Further, even if valid, Mrs. Arp's signature on the insurance disclosure document adds nothing to Arp's claim because the document provides that the life insurance was voluntary and not required and will not be provided unless the party signed and agreed to pay the additional costs.   The document further provides that only the person or persons named above will be insured for life insurance, and no person is named above.   Thus, this form does not show that Mrs. Arp applied for life insurance.

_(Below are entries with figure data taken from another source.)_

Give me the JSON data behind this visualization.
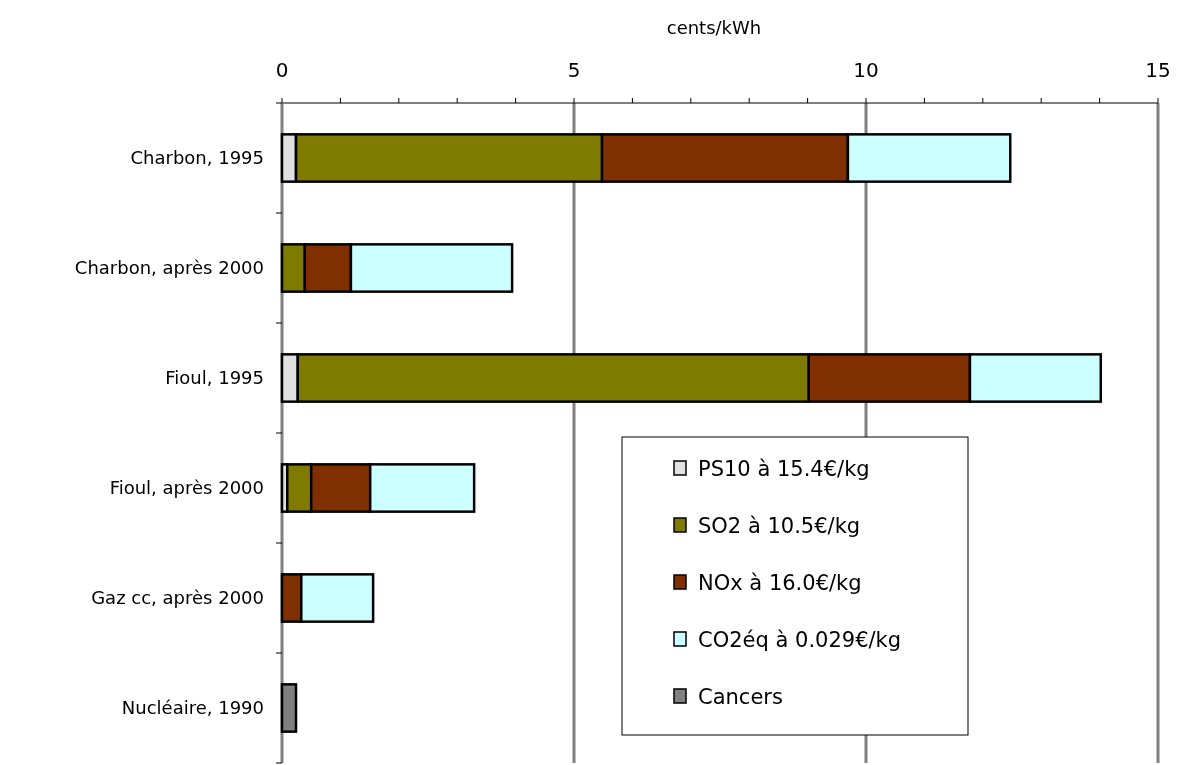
{
  "chart_data": {
    "type": "bar",
    "orientation": "horizontal",
    "stacked": true,
    "xlabel": "cents/kWh",
    "categories": [
      "Charbon, 1995",
      "Charbon, après 2000",
      "Fioul, 1995",
      "Fioul, après 2000",
      "Gaz cc, après 2000",
      "Nucléaire, 1990"
    ],
    "series": [
      {
        "name": "PS10 à 15.4€/kg",
        "color": "#e0e0e0",
        "values": [
          0.24,
          null,
          0.27,
          0.09,
          null,
          null
        ]
      },
      {
        "name": "SO2 à 10.5€/kg",
        "color": "#7f7a00",
        "values": [
          5.24,
          0.39,
          8.75,
          0.41,
          null,
          null
        ]
      },
      {
        "name": "NOx à 16.0€/kg",
        "color": "#803000",
        "values": [
          4.21,
          0.79,
          2.76,
          1.01,
          0.33,
          null
        ]
      },
      {
        "name": "CO2éq à 0.029€/kg",
        "color": "#ccffff",
        "values": [
          2.78,
          2.76,
          2.24,
          1.78,
          1.23,
          null
        ]
      },
      {
        "name": "Cancers",
        "color": "#808080",
        "values": [
          null,
          null,
          null,
          null,
          null,
          0.24
        ]
      }
    ],
    "xlim": [
      0,
      15
    ],
    "xticks": [
      0,
      {
        "value": 1,
        "label": null
      },
      {
        "value": 2,
        "label": null
      },
      {
        "value": 3,
        "label": null
      },
      {
        "value": 4,
        "label": null
      },
      5,
      {
        "value": 6,
        "label": null
      },
      {
        "value": 7,
        "label": null
      },
      {
        "value": 8,
        "label": null
      },
      {
        "value": 9,
        "label": null
      },
      10,
      {
        "value": 11,
        "label": null
      },
      {
        "value": 12,
        "label": null
      },
      {
        "value": 13,
        "label": null
      },
      {
        "value": 14,
        "label": null
      },
      15
    ],
    "grid": "x",
    "legend": "bottom right"
  }
}
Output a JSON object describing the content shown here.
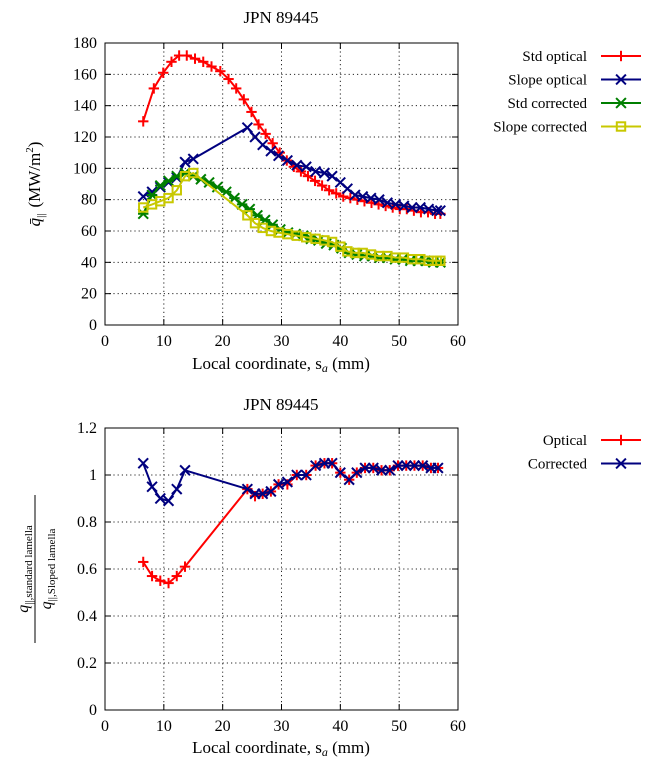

 4. Arp's negligence claim must also fail even though one who undertakes to procure insurance for another and is guilty of negligence can be liable for the limits of the policy.  Beavers Ins. Agency v. Roland, 135 Ga.App. 263, 217 S.E.2d 484 (1975).   See also Simmerson v. Blanks, 149 Ga.App. 478, 479(2), 254 S.E.2d 716 (1979).   Nevertheless, Arp was required to read what he signed and was not entitled to rely on the alleged statements by the Bank's employees.  Gilliard v. Fulton Fed., supra, 182 Ga.App. at 679, 356 S.E.2d 734.   The evidence of record in this case indicates that the Arps “either decided not to purchase the insurance or failed to familiarize themselves with the contents of the disclosure form and to take the steps necessary to procure the insurance that was being provided.”  Id.

Judgment affirmed.

FOOTNOTES

1.   Contained in the record are the following documents signed by both Mr. and Mrs. Arp:  the life insurance disclosure form filed by Arp, the note, a disclosure statement for the loan showing a charge for the insurance premium of $4,830, a disbursement request and authorization that acknowledged that the Arps were not getting credit life insurance, an agreement to provide insurance on the home, a notice of the required insurance for the house, the security deed, the owners' affidavit, the good faith estimate of settlement costs, the settlement statement, the notice of the right to receive a copy of the appraisal, and the agreement to replace documents.

2.   The record contains the following documents that contain only Danny L. Arp's signature:  The insurance application, the life insurance disclosure form from the Bank's records, and the assignment of the policy proceeds to the Bank.

BARNES, Judge.

BLACKBURN, P.J., and MIKELL, J., concur.